His notion of satyagraha, and the power of nonviolent resistance to stir the conscience, his insistence on our common humanity and the essential oneness of all religions, and his belief in every society’s obligation to recognize the equal worth and dignity of all people.” Obama goes on to say that Gandhi’s efforts to rid India of its colonial masters had “set off a moral charge that pulsed through the globe.”

When Martin Luther King Jr visited India in 1959, he was an official guest, who dined with Prime Minister Jawaharlal Nehru, and was accorded the protocol reserved for a head of state. King was visiting India to “feel the spirit of Mohandas Gandhi”, who had inspired him to fight for justice for the blacks in America. King is on record to say that he had learned from the Mahatma and wanted to visit the land he was from.

He had already led the Montgomery bus boycott and was a force to reckon with. He had said that “to other countries, I go as a tourist, but to India I go as a pilgrim.” It was the land of his guru, the Mahatma. When MLK Jr paid a visit to Trivandrum in Kerala, he was introduced to the students in a village school as “a fellow untouchable from the United States of America.”

This sobriquet took him by surprise for a moment, but he reflected on the plight of the untouchables in India, which Gandhi had fought for, and the similar conditions of the blacks in America, whose rights King was fighting for.

It was in December 1982 that all children in our school were taken to a local theatre to watch Richard Attenborough’s Gandhi which had recently been released worldwide. I had watched the movie with rapt attention and wondered if such a man lived. Up until Gandhi, I had never watched a biopic and had only understood movies to be stories.

Albert Einstein’s words about Gandhi hold true that ‘Generations to come will scarce believe that such a one as this ever in flesh and blood walked upon this earth.’

As an elementary school student in 1982, I was aware of Gandhi’s role in Indian history but hadn’t known his life story. To my young mind, it was difficult to comprehend the public leader as a real person, he seemed like a leaf out of a fairy tale comic.

Gandhi’s impact on society and the sanity of a nascent nation ensured that his killer was not lynched. Godse was given a hearing, the opportunity to air his views and to advocate his case. The fact that his side of the story was allowed to be aired and stays alive in the common realm, is testimony to the times we lived in. Would that be allowed today, remains a question we need to ask ourselves.


Those were not only simpler times, as some would opine, but a time when the society listened to a Mahatma and his protégé.

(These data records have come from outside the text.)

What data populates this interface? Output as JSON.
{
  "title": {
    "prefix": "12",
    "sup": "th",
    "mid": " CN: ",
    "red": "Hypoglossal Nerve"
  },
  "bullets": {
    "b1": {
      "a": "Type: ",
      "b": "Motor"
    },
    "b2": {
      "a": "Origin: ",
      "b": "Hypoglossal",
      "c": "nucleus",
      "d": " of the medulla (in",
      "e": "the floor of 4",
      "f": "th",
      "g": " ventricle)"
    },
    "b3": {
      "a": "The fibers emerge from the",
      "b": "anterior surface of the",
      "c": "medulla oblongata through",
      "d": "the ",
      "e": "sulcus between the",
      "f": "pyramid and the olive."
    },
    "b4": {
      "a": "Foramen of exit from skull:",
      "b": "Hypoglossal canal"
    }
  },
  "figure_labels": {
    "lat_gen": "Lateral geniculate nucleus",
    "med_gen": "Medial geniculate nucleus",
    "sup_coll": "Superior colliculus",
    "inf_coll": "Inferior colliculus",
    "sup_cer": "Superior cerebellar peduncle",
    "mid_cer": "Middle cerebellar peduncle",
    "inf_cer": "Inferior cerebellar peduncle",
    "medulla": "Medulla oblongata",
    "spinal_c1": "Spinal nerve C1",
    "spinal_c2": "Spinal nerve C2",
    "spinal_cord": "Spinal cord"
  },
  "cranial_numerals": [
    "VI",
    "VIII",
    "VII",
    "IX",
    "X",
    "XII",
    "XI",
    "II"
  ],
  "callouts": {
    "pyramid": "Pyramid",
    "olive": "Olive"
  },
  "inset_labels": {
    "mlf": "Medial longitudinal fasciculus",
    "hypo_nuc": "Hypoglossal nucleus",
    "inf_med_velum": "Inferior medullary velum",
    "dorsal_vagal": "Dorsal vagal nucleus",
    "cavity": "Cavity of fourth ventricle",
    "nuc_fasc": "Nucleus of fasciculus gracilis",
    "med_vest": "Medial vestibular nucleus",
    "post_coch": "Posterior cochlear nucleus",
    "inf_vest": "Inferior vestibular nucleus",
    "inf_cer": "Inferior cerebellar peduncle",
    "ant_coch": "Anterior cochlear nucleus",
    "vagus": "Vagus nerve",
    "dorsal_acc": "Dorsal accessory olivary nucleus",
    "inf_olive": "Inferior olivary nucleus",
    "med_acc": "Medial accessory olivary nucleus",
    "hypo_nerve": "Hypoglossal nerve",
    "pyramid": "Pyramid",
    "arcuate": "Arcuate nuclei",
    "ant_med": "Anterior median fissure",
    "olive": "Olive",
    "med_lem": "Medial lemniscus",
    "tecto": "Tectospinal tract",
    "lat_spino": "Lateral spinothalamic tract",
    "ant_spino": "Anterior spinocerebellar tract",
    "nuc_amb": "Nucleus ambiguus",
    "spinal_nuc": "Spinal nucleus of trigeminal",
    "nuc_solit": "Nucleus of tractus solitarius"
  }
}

Mahatma Gandhi will forever be the force his baiters will need to compete with, and with, one assumes, little or no success. They will eternally be pitted against this 5’5” man whose spirit is poised to outlive their pronounced hatred.

In all the attempts to re-write India’s history, Gandhi will immortally stand tall, with or without a statue. His name and legacy will eternally be intertwined with Modern India.

(The author is a former Chief of Communications with UNICEF in New York, where he worked for more than a decade. Views are personal).